Police themselves have issued dire warnings of preemptive violence. According to activists who were pulled over on their way to Chicago, one of the cops involved said, "See, these guys know '68, these guys know all about '68." In a video of the incident, one officer asks, "What did they say back in '68?" Another answers, "Billy club to the fucking skull."


IF POLICE here show so little regard for the constitutional rights of U.S. citizens, it's safe to assume that the U.S. military is even more openly contemptuous of "our enemies."

That fact was underlined by the revelations of two investigative journalists who reported on a course for officers at the Defense Department's Joint Forces Staff College that advocated a "total war" against the world's 1.4 billion Muslims. A presentation from July 2011 states:

We have now come to understand that there is no such thing as 'moderate Islam'...It is therefore time for the United States to make our true intentions clear. This barbaric ideology will no longer be tolerated. Islam must change, or we will facilitate its self-destruction.

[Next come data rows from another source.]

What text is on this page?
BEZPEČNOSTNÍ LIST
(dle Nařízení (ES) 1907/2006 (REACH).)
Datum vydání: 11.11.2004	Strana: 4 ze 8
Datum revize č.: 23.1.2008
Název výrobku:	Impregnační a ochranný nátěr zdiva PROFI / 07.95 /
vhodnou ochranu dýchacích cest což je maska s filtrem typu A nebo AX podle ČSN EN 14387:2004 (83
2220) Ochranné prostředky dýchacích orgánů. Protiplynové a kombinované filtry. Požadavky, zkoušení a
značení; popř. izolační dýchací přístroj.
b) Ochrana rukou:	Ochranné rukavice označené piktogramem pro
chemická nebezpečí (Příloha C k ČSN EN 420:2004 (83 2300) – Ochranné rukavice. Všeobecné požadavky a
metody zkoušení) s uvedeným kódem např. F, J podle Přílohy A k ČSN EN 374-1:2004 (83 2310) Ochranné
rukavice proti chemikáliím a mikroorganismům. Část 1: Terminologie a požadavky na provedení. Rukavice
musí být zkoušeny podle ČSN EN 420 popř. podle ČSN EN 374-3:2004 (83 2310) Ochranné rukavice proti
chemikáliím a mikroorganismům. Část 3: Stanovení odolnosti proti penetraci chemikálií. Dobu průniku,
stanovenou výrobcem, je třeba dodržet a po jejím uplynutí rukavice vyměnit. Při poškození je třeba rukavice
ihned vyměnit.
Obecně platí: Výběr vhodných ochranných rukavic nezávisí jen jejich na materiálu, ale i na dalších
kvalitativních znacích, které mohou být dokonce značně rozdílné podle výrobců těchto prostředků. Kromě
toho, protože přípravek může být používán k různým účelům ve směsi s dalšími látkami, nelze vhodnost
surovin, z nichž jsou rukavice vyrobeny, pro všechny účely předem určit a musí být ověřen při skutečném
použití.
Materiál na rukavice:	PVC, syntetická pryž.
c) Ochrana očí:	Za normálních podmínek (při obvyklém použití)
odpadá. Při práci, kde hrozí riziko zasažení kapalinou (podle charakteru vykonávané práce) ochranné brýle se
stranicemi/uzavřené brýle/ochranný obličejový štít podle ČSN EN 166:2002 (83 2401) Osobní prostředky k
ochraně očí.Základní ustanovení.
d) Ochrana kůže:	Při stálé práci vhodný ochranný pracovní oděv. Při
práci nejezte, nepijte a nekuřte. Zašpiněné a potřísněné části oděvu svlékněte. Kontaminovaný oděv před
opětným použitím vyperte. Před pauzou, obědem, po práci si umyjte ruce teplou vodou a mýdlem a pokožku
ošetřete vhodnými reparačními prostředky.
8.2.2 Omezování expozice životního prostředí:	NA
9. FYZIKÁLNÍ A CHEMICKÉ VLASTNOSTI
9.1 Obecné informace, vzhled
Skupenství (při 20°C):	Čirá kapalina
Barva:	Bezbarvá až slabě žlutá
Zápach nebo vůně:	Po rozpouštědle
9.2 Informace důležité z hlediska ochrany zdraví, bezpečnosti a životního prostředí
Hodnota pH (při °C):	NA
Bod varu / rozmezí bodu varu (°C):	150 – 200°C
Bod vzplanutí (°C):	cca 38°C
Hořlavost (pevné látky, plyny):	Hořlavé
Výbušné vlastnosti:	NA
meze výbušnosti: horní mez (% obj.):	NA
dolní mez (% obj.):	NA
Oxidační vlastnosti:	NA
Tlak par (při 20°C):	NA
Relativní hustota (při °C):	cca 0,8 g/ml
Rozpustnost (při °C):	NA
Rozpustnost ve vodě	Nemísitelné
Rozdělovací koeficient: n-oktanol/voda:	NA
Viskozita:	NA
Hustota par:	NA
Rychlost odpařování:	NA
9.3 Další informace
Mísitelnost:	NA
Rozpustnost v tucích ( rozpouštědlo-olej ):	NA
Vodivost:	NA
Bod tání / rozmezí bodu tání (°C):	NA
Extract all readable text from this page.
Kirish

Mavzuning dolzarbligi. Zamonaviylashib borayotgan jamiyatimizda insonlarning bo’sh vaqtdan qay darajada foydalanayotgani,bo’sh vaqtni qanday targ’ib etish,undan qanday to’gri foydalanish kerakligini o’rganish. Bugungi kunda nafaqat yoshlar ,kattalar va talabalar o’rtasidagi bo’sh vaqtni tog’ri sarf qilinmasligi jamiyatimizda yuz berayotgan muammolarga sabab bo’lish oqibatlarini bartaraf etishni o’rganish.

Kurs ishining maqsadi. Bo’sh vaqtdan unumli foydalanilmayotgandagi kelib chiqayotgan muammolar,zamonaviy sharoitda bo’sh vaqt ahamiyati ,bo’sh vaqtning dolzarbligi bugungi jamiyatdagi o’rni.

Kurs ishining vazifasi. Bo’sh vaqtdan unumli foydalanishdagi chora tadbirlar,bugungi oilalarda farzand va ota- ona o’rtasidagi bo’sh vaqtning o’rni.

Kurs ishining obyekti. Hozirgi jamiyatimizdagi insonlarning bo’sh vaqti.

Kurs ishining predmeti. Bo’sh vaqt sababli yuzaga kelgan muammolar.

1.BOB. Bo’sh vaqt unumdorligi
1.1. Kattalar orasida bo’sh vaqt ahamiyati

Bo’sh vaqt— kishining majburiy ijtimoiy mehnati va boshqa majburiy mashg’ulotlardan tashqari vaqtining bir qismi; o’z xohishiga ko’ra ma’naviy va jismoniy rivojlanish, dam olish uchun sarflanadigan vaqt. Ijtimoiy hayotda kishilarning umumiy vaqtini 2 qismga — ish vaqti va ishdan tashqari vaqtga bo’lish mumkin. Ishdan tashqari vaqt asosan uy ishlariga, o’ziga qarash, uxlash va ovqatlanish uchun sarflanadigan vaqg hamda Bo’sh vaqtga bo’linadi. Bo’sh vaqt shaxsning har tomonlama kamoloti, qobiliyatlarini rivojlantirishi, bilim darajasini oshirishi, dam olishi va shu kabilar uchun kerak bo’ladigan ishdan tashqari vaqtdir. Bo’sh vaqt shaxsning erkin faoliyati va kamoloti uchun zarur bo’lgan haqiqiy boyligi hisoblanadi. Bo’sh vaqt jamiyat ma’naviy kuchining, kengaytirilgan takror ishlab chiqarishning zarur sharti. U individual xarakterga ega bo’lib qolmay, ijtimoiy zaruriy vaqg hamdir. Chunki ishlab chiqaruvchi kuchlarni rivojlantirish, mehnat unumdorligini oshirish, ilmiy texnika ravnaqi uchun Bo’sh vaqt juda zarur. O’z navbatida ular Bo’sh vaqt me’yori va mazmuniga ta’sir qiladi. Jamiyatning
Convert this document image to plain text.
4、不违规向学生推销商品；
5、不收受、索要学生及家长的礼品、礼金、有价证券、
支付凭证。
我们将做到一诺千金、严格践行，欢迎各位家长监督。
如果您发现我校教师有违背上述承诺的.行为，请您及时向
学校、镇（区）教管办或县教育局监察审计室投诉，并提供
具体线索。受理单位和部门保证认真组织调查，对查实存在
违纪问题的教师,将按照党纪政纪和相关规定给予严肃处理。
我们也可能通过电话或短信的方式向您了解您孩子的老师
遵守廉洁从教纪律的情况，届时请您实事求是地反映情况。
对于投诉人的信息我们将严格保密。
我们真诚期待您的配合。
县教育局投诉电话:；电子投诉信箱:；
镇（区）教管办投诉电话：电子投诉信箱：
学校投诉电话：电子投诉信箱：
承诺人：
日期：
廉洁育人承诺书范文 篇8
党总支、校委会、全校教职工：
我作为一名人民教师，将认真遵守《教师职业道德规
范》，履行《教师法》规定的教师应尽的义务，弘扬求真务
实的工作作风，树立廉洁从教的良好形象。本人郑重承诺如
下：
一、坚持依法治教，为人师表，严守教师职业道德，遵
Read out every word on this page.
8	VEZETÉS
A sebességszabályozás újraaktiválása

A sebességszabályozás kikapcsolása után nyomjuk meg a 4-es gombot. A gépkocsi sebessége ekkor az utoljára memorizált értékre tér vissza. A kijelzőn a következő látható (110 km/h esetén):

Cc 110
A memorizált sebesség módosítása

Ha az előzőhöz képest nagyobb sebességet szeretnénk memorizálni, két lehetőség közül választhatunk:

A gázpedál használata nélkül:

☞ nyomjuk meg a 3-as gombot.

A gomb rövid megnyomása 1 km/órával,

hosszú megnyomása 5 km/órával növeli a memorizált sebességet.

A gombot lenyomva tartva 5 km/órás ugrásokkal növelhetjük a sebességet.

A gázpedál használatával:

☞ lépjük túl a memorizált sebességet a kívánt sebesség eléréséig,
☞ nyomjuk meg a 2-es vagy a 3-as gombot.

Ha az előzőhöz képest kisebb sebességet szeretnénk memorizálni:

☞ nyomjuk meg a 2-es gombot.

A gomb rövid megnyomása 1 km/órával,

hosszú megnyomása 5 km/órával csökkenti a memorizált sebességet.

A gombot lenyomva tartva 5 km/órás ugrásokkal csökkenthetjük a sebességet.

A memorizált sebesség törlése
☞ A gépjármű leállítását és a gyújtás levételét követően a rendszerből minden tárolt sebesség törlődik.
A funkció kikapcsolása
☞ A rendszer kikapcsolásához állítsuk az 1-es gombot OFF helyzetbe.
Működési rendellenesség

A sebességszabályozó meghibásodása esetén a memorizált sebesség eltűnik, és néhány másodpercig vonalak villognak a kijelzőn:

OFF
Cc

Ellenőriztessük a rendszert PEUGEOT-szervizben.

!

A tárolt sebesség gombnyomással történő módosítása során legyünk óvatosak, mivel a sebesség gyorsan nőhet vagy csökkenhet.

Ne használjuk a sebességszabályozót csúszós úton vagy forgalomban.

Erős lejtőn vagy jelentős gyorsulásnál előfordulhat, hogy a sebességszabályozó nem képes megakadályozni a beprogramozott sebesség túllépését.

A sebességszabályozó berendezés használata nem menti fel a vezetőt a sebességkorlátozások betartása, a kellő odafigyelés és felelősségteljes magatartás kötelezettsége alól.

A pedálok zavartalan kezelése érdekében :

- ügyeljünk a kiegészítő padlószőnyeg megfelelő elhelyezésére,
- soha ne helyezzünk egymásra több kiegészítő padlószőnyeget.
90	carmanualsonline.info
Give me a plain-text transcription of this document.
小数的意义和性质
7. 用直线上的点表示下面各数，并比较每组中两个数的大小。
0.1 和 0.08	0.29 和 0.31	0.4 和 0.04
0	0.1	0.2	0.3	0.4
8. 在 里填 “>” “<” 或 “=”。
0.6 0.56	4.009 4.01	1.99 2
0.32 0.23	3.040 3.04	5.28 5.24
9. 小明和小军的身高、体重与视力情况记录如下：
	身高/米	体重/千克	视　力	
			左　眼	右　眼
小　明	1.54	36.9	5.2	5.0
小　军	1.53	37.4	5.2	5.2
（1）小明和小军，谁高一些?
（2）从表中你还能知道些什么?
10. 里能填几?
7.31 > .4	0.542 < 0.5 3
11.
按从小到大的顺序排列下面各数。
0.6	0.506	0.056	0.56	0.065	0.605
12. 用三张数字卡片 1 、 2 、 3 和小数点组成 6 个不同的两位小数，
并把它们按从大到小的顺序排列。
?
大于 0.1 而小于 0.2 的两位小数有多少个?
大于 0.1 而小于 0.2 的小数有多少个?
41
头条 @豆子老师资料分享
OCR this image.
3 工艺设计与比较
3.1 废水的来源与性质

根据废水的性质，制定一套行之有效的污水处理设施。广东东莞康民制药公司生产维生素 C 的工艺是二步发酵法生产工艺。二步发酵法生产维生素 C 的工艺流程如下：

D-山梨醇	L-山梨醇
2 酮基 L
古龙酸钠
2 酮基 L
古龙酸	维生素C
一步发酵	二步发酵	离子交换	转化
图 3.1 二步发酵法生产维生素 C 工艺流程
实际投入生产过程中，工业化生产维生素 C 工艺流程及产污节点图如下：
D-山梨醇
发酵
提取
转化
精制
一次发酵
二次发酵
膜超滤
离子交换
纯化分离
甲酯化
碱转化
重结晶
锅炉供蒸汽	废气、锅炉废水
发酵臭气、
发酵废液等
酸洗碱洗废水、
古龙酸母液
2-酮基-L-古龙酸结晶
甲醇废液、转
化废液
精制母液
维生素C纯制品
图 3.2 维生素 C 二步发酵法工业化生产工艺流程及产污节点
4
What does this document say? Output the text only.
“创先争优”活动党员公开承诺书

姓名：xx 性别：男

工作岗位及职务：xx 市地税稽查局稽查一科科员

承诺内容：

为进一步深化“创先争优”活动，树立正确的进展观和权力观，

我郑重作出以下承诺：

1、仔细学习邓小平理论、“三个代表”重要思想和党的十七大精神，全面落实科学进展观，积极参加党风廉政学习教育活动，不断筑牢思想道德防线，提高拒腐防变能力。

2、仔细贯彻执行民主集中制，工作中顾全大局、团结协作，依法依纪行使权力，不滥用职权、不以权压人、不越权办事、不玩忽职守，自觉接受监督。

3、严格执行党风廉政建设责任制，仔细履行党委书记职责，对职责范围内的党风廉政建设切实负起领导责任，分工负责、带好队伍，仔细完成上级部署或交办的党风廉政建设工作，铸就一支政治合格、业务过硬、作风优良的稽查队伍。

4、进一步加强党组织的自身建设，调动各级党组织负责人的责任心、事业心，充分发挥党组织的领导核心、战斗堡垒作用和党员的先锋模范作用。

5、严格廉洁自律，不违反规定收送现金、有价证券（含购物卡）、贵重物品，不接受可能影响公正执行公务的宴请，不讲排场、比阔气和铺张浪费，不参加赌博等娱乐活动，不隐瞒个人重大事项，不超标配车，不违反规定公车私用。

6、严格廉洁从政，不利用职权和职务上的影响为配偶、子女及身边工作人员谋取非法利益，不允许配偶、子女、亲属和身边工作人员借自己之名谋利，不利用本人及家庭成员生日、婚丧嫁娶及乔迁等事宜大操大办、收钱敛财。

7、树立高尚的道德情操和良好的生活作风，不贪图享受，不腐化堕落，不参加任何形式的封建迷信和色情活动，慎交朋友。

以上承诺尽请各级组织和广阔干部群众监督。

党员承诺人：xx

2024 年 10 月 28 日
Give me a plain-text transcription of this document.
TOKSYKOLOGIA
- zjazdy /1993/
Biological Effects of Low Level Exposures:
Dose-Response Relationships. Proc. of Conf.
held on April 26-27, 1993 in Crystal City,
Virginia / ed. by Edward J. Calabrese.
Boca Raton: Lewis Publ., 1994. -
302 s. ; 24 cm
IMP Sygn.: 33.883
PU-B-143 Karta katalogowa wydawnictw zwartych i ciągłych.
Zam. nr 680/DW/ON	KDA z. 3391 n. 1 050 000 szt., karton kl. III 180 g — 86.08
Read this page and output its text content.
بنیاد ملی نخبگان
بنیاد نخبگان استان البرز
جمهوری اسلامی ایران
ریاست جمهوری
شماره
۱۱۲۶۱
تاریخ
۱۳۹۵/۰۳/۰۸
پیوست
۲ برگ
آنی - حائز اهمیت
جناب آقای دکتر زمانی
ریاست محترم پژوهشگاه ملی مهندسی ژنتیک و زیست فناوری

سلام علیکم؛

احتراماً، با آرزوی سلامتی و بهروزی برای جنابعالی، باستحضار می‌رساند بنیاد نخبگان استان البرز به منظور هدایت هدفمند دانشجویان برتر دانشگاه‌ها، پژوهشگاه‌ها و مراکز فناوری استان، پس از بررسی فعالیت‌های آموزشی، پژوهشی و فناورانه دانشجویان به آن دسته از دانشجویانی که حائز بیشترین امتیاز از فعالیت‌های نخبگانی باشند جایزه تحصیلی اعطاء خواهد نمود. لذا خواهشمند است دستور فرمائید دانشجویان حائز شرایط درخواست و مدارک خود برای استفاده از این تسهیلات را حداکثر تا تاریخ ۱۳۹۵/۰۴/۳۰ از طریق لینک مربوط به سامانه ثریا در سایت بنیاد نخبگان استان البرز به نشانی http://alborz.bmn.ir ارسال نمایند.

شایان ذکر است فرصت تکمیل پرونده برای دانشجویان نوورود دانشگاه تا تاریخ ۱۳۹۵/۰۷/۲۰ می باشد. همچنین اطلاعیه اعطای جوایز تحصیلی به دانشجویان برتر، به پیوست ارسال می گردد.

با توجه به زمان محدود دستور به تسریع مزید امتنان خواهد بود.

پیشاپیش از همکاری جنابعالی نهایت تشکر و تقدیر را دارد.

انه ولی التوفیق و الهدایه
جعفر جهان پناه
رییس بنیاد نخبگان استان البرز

Since the publication of the exposé, Pentagon brass abruptly canceled the class, but hundreds of officers have passed through it since it was introduced four years ago. The course material is unmistakable in advocating the targeting of civilians and an offensive war against Islam. For example, one passage calls for applying "the historical precedents of Dresden, Tokyo, Hiroshima, Nagasaki" to Islam's holiest cities, and bringing about "Mecca and Medina['s] destruction."

This venomous hatred for an entire religion goes a long way toward explaining the depravity shown by some U.S. soldiers in their treatment of the people of Afghanistan. But it is also a necessary ideological component of the U.S. "war on terror." The demonization of Islam is useful not only in inspiring soldiers, but in getting people in the U.S. to accept the assault on public education and social services, and curbs on our civil liberties, as a price to pay in the "war on terror."

At the very least, it's more effective than trying to sell the real reason for NATO's occupation of Afghanistan: the Obama administration's determination to maintain a military presence, not only in the oil-rich Middle East, but close to its main economic competitors China and Russia.

In fact, a strong majority of Americans oppose continuing the war in Afghanistan. Yet there's practically no discussion of withdrawal within the U.S. political establishment. In part, this is because Barack Obama's reputation for bringing the war in Iraq to an end has given him credibility when he claims the war in Afghanistan is winding down--even though by his own timeline, this decade-old war isn't even half over.

This situation can only persist because the opposition to the war evident in opinion polls isn't backed up by a sustained mobilization that can force the U.S. government to abandon its plans. Until then, Washington will continue to dedicate a huge part of society's resources to the project of dominating the globe.

In the streets of Chicago this weekend, antiwar activists, the Occupy movement, labor unions and community groups will have the opportunity to demand a new set of priorities in place of war spending and falling living standards.

We will oppose war with humanity--and austerity with solidarity. We hope you'll join us.